I don't think anyone besides the buyer can assess what is a "passing" score. That depends as much on YOUR needs and the sellin price as anything else. For instance, a brand-new LEAF with a perfectly healthy battery (no degradation) does not suit many people's needs, regardless of price.

They may be asking for figures for when each bar is lost. The first bar is lost at about 85% SOH, or roughly 55 AH, correct? I don't have figures for the bars after that.
 
HI all:

- regarding how many bars generally lines up with how many aH, and such, I think this is a helpful link (you can sort by aH and get a sense of how many bars)

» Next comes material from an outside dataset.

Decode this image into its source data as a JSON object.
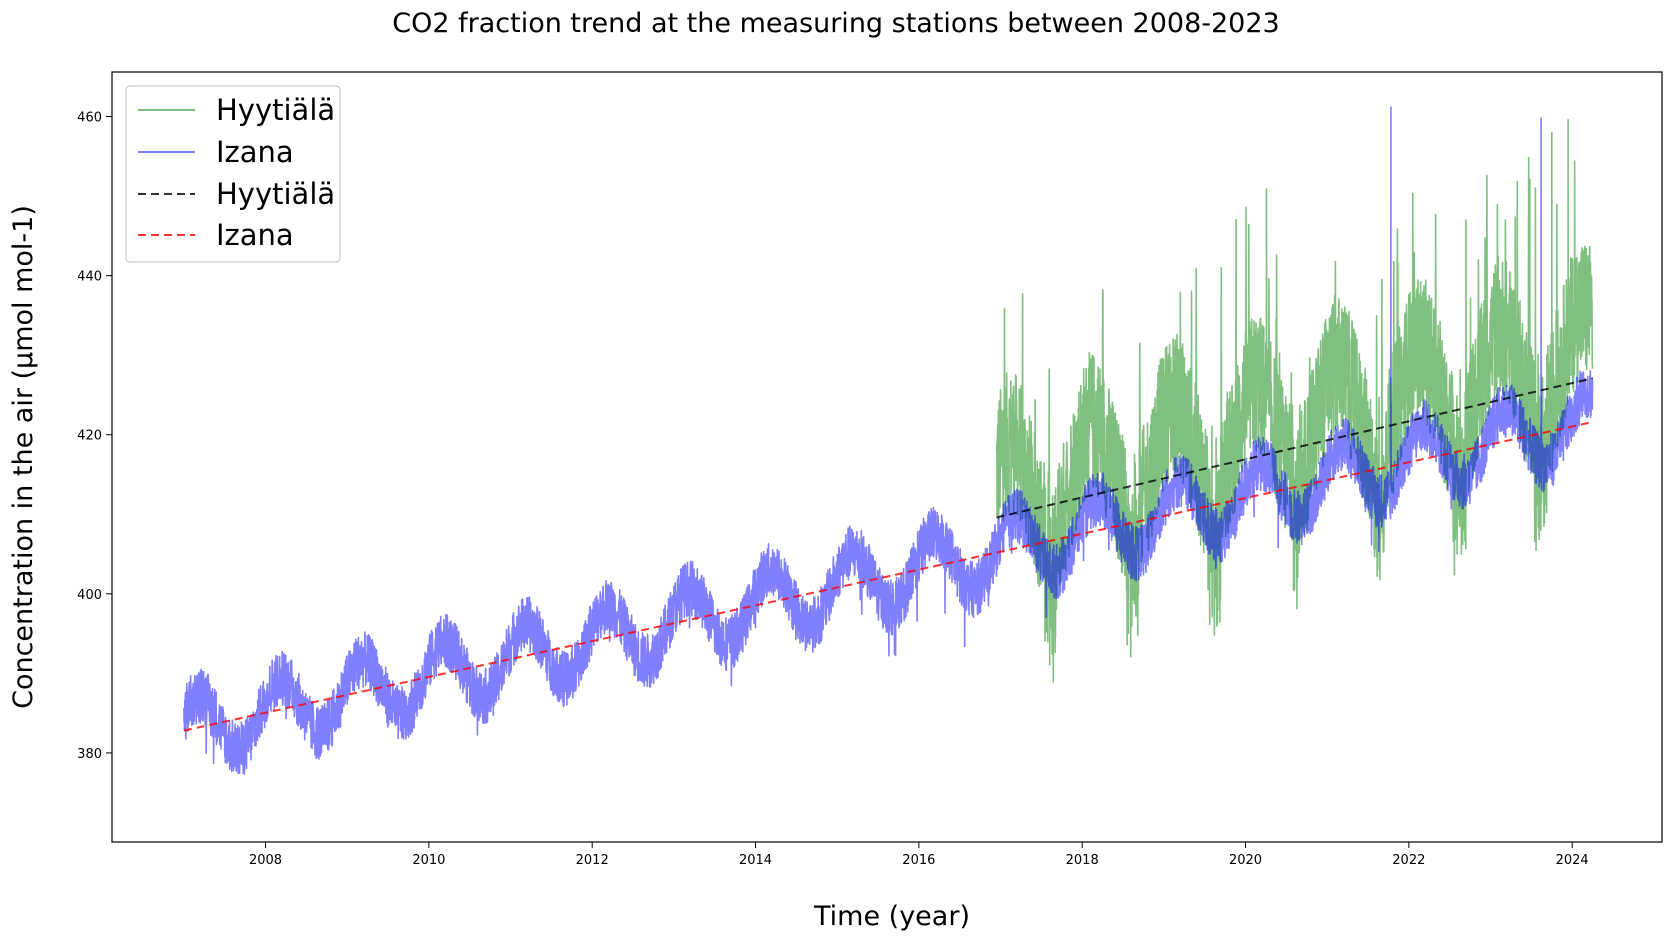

http://www.pluginamerica.org/surveys/batteries/leaf/vehicles.php

I'd say keep in mind that with the newer lizard battery cars, perhaps it will not follow the same rough numbers.

- regarding charging at night in the desert, I'm not sure about Phoenix. Tucson is a bit higher above sea level and a bit cooler (and where I had my car most of the time a bit cooler still, and a bit more rural, so perhaps not as much urban heat sink to worry about). There can be significant swings in temperature from day to night, especially in winter, but during the summer I think perhaps not quite as much. So, although I don't have the lowdown on Phoenix, for the areas I've been, I'd say there may be an element of truth on both sides - outside of the hotter months, one can sometimes find a cooler temp at night if one is trying to watch when one charges. However, during the hotter months, I'm not sure it is this easy.
 
not looking for a "passing" score ... what I was looking for is guidance as to how to interpret the LeafSpy results. I have installed the software and paired the HW but have failed to (yet) master a good understanding of what the numbers actually mean to the user and how they can be used to make an informed buying decision.
 
dud said:
not looking for a "passing" score ...
It's probably best not to ask for one, then:
dud said:
What are "acceptable/passing" scores for measured Ahriman, Hx and SOH?
We own a MY2011 with about 31,000 miles showing 52.0 Ah. At this level of remaining capacity, we typically do not attempt 70-mile trips in wintertime. If it is below 25F, we limit our trips to below 60 miles. If below 10F and windy, we keep our trips below about 40 miles. And that is with a preheated cabin.

Simply put, the the consequences of a dead battery in such low temperatures could be rather severe.